10 de março de 2015

Daniel Matador - Tudo friamente calculado



"Foi o único que me enganou."
Napoleão Bonaparte, em trecho de suas memórias escritas pouco antes de morrer no exílio da ilha de Santa Helena, referindo-se à fuga de Dom João VI de Portugal para o Brasil.

Caros

Para os que não mataram as aulas de história, Napoleão Bonaparte é uma figura conhecida. Foi o homem mais poderoso de sua época, conquistador de países e comandante do mais formidável exército de então. Em 1807, Napoleão era o senhor supremo do continente europeu. Dominava a Holanda, a Bélgica, a Itália e a Alemanha. Mesmo os monarcas da Áustria e da Rússia eram obrigados a assinar tratados humilhantes e submeterem-se a seu jugo. Apenas uma nação desafiava sua força: a Inglaterra, por conta de seu poderio militar naval.

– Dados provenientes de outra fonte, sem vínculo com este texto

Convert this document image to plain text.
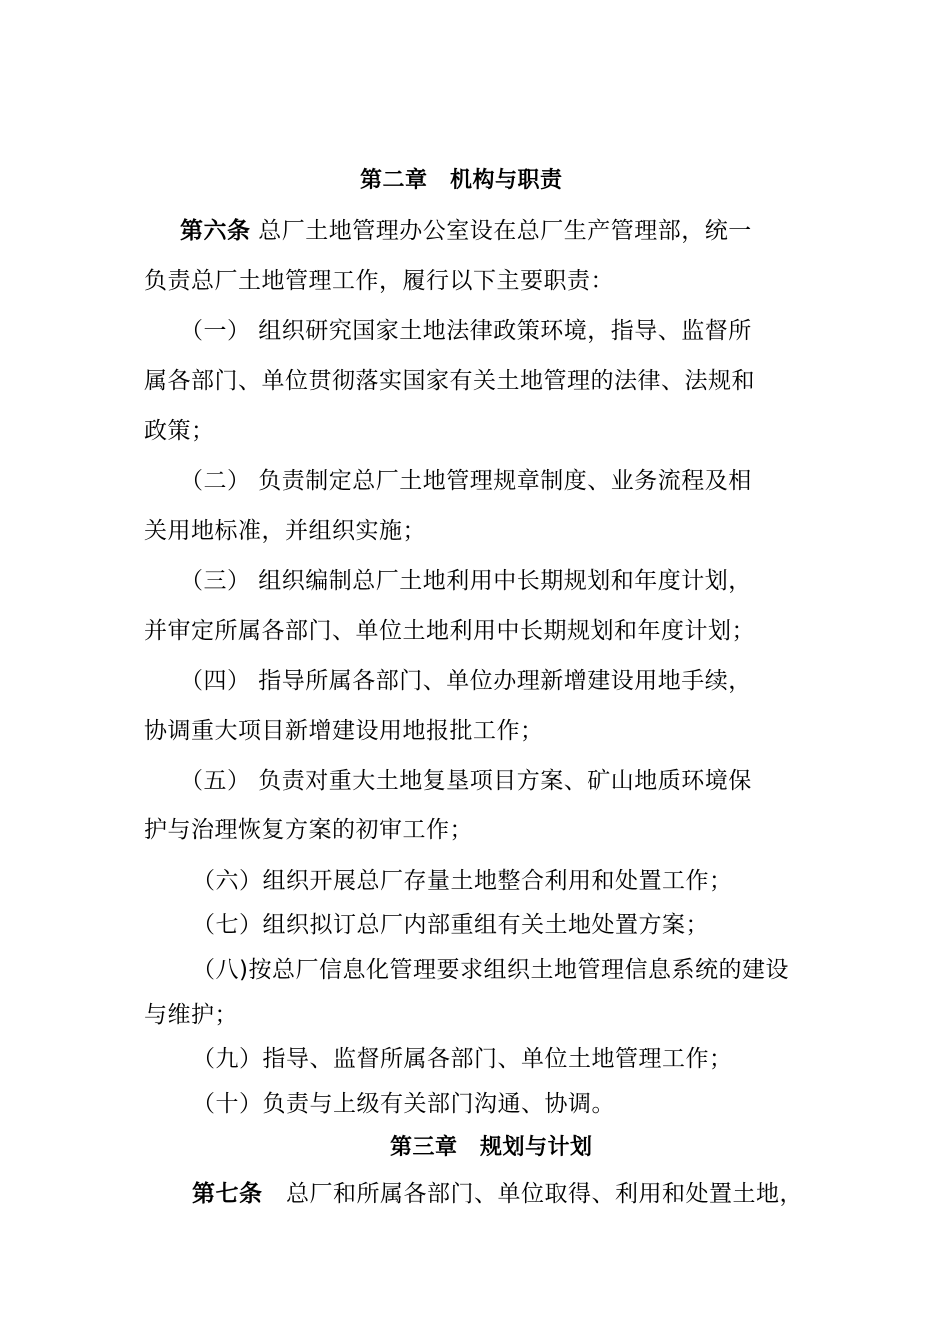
第二章　机构与职责
第六条 总厂土地管理办公室设在总厂生产管理部，统一
负责总厂土地管理工作，履行以下主要职责：
（一） 组织研究国家土地法律政策环境，指导、监督所
属各部门、单位贯彻落实国家有关土地管理的法律、法规和
政策；
（二） 负责制定总厂土地管理规章制度、业务流程及相
关用地标准，并组织实施；
（三） 组织编制总厂土地利用中长期规划和年度计划，
并审定所属各部门、单位土地利用中长期规划和年度计划；
（四） 指导所属各部门、单位办理新增建设用地手续，
协调重大项目新增建设用地报批工作；
（五） 负责对重大土地复垦项目方案、矿山地质环境保
护与治理恢复方案的初审工作；
（六）组织开展总厂存量土地整合利用和处置工作；
（七）组织拟订总厂内部重组有关土地处置方案；
（八)按总厂信息化管理要求组织土地管理信息系统的建设
与维护；
（九）指导、监督所属各部门、单位土地管理工作；
（十）负责与上级有关部门沟通、协调。
第三章　规划与计划
第七条　总厂和所属各部门、单位取得、利用和处置土地，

Naquela época, uma região que ainda não havia sido conquistada era considerada uma presa fácil para o exército napoleônico: a Península Ibérica, formada por Espanha e Portugal. Apesar de uma inesperada resistência inicial, a tomada das duas nações era questão de tempo. Todos diziam que ambos os países seriam devastados e os governantes seriam depostos ou mesmo mortos. Até que o príncipe regente Dom João VI, que governava o país em nome de sua mãe Maria I, conhecida como Rainha Louca, pôs em ação um plano que havia sido elaborado há muito tempo para ocasiões como esta, antevendo a possibilidade da vitória de Napoleão.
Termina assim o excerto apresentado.